LE COMBAT ULTIME
La lutte entre les deux rivaux durait depuis trop longtemps déjà, au goût du panthéon égyptien. Seth, cependant, réclama la faveur d’une dernière chance. « Construisons chacun une nef de pierre, suggéra-t-il, et faisons une course sur le Nil. Le vainqueur aura la couronne d’Osiris. »
Le premier, Horus termina son bateau. Construit en bois de pin, il l’enduit entièrement de plâtre pour lui donner l’apparence de la pierre. Quand Seth le vit terminé, il coupa le sommet d’une haute montagne dans lequel il creusa une énorme embarcation en bonne et solide pierre. Le jour de la régate, le bateau de Seth coula à pic dès sa mise à l’eau. Mais Horus eut très peu de temps pour rire de son adversaire. Seth se changea en hippopotame et fracassa le bateau d’Horus en mille morceaux. Guère découragé, Horus se prépara à harponner l’hippopotame mais les autres dieux retinrent son bras. Ce dernier combat, censé tout résoudre, laissait au contraire les choses en l’état. Désespérant de trouver une solution, Horus vint trouver Neith, la déesse de la Sagesse, dans sa ville de Saïs. « S’il te plaît, implora-t-il, fais en sorte qu’un jugement sorte enfin. Durant huit décennies, Seth et moi n’avons cessé de comparaître devant le tribunal des dieux et nous n’avons pas progressé d’un pas. J’ai gagné plus de mille épreuves, mais Seth refuse toujours de baisser les bras et fait la sourde oreille aux injonctions de ses juges ».

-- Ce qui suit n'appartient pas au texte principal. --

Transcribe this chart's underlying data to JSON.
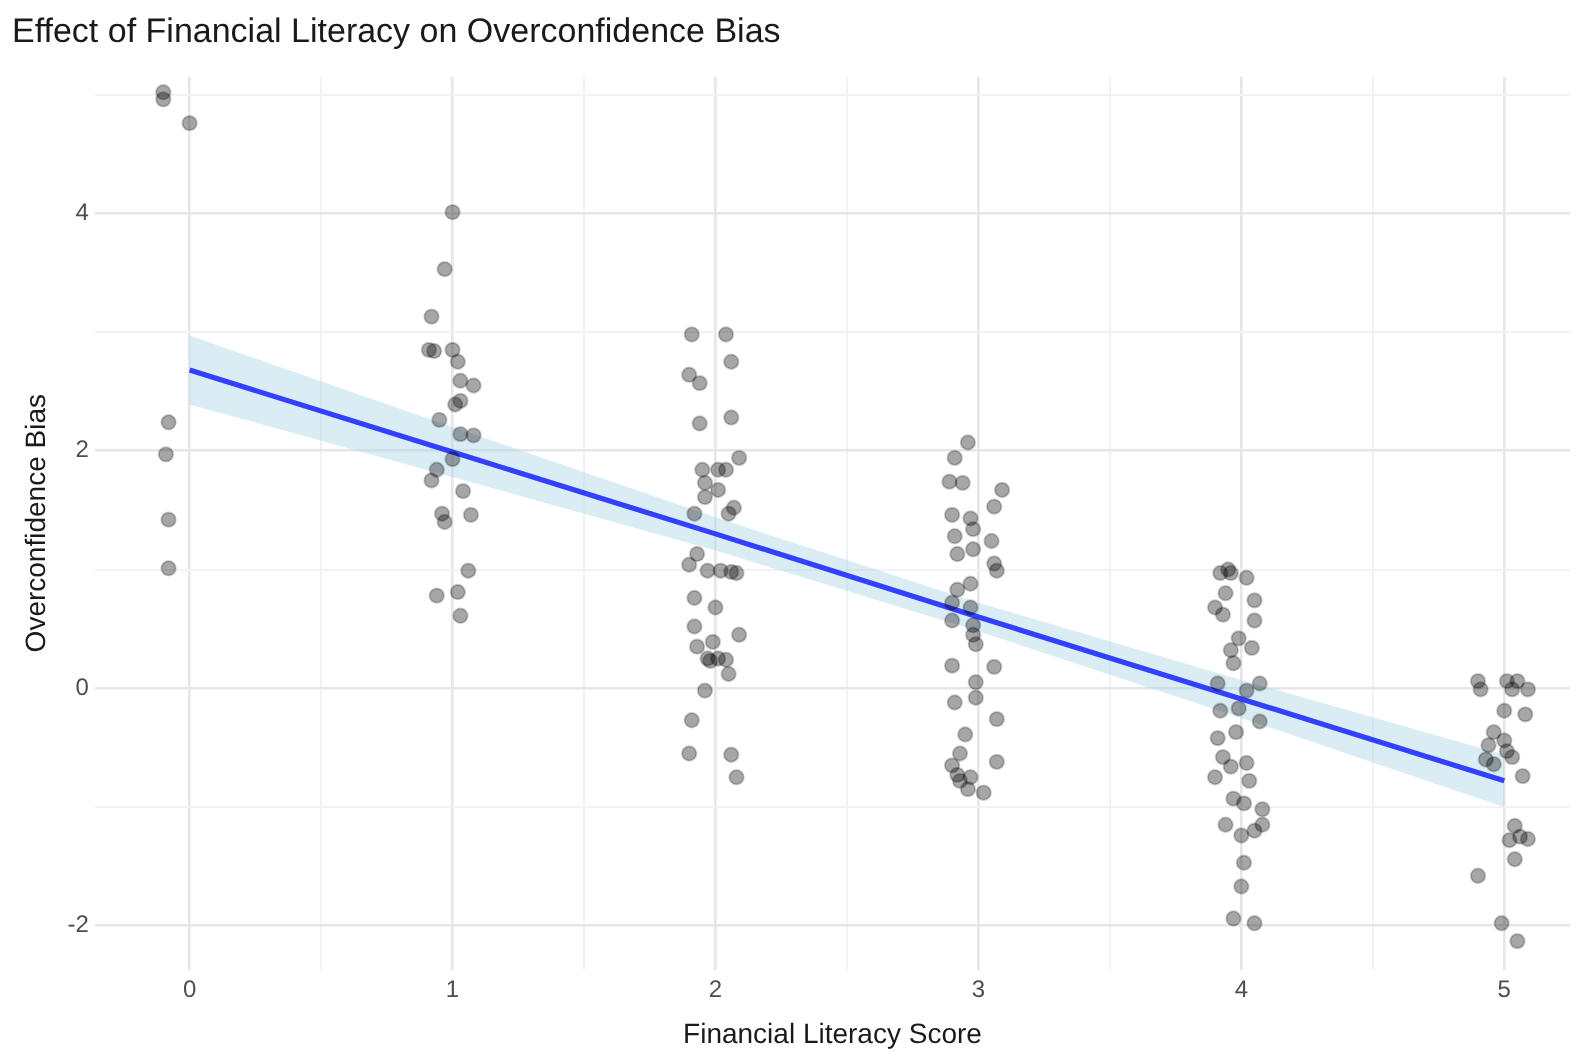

Lorsque les autres dieux entendirent la requête d’Horus, ils tombèrent d’accord sur son bien-fondé. D’ailleurs, leur propre patience était parvenue à son terme. Thot suggéra à Rê de prendre conseil d’Osiris lui-même. Un messager se rendit donc dans le Bel Occident, royaume d’Osiris.
Après un long et pénible voyage au royaume des morts, le messager revint muni de la réponse d’Osiris. Bien évidemment, le dieu des Morts soutenait en tous points son fils. Il était d’ailleurs vivement mécontent que justice ne lui ait pas été rendue plus tôt. « Pourquoi faut-il que mon fils soit perpétuellement dupé? »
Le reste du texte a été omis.